La tv accesa ed il racconto delle nostre giornate fecero passare quella mezz'ora in serenità, poi mi inventai la storiella di aver deciso di aver capito finalmente quale fosse la strada da scegliere e che era stato per merito suo. Mi sorpresi da quanto fossi stato capace a dissimulare la mia agitazione, forse i miei sguardi si erano un po' troppo soffermati sulle sue mani, ma mi sentivo in assoluto controllo mantenendo una distanza di sicurezza.  

Ci salutammo sotto una pioggerellina intensa e fredda, tipica di queste latitudini, lo vidi immobile a braccia conserte osservarmi mentre prendevo per il sentiero. Sorpassai il cancello ed un'ondata di brividi mi percorse da testa ai piedi, ma non mi sentivo ancora al sicuro. Volevo volare, imboccai la grande strada costiera Elliott Bay spiando lo specchietto posteriore, il traffico mi diede un po' di tranquillità, ed infine il lungo viaggio verso New York.

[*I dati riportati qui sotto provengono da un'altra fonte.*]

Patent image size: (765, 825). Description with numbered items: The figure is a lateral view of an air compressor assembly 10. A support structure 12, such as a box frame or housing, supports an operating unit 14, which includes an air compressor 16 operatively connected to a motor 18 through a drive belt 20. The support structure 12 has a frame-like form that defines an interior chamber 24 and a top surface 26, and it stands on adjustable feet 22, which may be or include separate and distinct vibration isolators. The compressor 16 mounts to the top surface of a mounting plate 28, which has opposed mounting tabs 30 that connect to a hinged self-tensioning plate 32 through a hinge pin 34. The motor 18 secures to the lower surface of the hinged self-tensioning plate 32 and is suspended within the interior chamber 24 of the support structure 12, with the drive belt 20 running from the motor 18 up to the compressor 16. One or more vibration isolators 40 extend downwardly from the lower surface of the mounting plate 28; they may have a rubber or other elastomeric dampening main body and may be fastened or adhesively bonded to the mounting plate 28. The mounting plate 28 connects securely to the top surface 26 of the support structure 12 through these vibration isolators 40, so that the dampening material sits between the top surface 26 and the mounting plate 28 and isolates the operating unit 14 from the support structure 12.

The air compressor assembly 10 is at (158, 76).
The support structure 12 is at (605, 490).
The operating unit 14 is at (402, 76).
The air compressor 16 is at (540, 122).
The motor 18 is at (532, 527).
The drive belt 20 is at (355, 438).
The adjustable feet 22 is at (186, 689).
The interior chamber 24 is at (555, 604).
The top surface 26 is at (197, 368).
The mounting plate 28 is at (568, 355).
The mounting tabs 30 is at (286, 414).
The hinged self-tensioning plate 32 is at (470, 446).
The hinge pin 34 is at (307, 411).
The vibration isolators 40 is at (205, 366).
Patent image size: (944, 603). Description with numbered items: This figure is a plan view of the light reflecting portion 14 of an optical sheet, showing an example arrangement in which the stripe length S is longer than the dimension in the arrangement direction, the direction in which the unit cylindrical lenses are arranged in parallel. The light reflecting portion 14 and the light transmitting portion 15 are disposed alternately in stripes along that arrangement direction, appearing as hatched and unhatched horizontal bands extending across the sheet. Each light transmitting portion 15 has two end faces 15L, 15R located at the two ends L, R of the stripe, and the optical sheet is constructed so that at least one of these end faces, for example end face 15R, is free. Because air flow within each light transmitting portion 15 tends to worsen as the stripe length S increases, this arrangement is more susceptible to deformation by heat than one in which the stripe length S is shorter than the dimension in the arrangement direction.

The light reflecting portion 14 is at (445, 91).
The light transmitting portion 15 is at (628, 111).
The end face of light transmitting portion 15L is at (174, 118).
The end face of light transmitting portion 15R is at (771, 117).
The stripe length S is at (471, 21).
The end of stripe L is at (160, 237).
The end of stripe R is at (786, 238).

Arrivai a mattino inoltrato, dovevo parlare con il mio superiore, Perkins, ci misi venti minuti a cambiarmi, pronto a rientrare nell'accademia, forse la luce ed il tempo passato in macchina mi fecero desistere dal denunciare subito il mio caro ex amico e mentore, potevo compiere delle ricerche preventive, tanto per essere certo, e poi magari quelle foto potevano avere qualche altra spiegazione.

Mi infilai nella divisa dell'accademia, il blu ti fa sentire più al sicuro e le mostrine ti danno un senso di appartenenza che volevo disperatamente ma che facevano a pugni sul senso di amicizia e riconoscenza che avevo per quell'uomo. Nonostante avessi visto e rivisto quelle foto non potevo capacitarmi sul loro significato e non ne trovavo nessun'altro. Pensai al serial killer catturato insieme, a tutti gli aneddoti che aveva saputo individuare, forse troppi pensai.

Chi era quella ragazza, sul ciondolo della catenella c'erano due iniziali: S G, se si fosse trattato di una delle vittime attribuite al mostro di Aberdeen (così lo avevano battezzato i media locali) sarebbe cominciata una nuova caccia all'uomo e forse sarebbero iniziate a circolare voci su due mostri o addirittura tre poichè a quel punto pure io avevo collaborato a depistare le indagini. Chi era veramente Freeman? un simpatico Professore molto arguto o uno spietato serial killer che aveva scelto accuratamente il luogo perfetto per compiere le sue nefandezze?

Chiamai Perkins annunciandogli la mia decisione di tornare nei ranghi della polizia investigativa, non credo che se lo aspettasse, in fondo non lo avevo mai cercato nel mese di riflessione, e nemmeno lui aveva cercato me; entrambe davamo per scontato che quella carriera non mi interessava più, ma così non era e non per un ritrovato slancio ma solo per una sfortunata serie di eventi, l'ultimo dei quali avrebbe trasformato la mia vita e quella di molti altri.